Utilisez-vous Facebook et avez-vous installé une extension sur votre navigateur ? Faites attention si vous avez installé l’extension Chrome dont on parle dans ce billet, car vous pourriez subir une exfiltration de données car elle donne à un serveur tiers l’accès aux données des utilisateurs.

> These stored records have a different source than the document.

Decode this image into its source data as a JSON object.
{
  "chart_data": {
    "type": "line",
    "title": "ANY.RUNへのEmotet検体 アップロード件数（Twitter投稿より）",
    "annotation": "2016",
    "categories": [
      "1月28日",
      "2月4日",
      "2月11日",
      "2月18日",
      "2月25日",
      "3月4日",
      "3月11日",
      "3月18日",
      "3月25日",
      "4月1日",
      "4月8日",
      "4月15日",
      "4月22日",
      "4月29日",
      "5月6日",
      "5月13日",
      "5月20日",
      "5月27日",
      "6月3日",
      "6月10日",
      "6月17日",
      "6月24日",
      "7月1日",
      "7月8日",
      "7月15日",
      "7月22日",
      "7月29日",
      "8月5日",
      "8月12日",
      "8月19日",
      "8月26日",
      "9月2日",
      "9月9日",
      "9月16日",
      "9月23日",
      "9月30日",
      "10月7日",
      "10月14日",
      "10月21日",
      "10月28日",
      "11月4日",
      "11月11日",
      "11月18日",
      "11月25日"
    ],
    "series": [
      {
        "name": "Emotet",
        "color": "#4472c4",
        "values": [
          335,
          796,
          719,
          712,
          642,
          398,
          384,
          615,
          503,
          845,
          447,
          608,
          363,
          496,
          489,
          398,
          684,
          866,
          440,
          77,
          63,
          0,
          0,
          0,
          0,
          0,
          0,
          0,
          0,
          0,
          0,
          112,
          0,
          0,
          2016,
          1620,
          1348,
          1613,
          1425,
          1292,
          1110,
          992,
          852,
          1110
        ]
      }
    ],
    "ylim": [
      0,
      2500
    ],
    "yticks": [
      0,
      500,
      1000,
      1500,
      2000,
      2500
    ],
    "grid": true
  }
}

Le token, désigné par le chercheur en cybersécurité Zach Edwards comme « God Mode », est exposé en clair dans les API du service, qui sont souvent utilisées pour l’intégration d’automatisations, de modules, de plugins, etc… En 2018, il y avait déjà des problèmes avec ce token, puisque 50 millions de comptes Facebook ont été supprimés en raison d’une « exposition du token ».

Francois Marier, ingénieur en sécurité chez Brave, a publié sur Github Issues qu’il a découvert que l’extension Chrome L.O.C. expose les données des réseaux sociaux à un éventuel vol. Si un utilisateur a installé cette extension sur son navigateur et qu’il est connecté à Facebook, l’application donne accès à certaines données de l’utilisateur à un serveur tiers.

Malgré les déclarations de Loc Mai, le créateur de l’application L.O.C., selon lesquelles, comme indiqué dans la politique de confidentialité de son application, celle-ci ne collecte pas d’informations sur les utilisateurs. L’application stocke le jeton localement. Ce dernier point permet à un développeur malveillant de l’utiliser pour obtenir les données des utilisateurs. Par exemple, l’API graphique de Facebook a besoin de ce jeton d’accès pour fonctionner. Cette API est l’un des principaux outils permettant aux applications d’effectuer des tâches de lecture et d’écriture sur le graphe social de Facebook, selon sa documentation.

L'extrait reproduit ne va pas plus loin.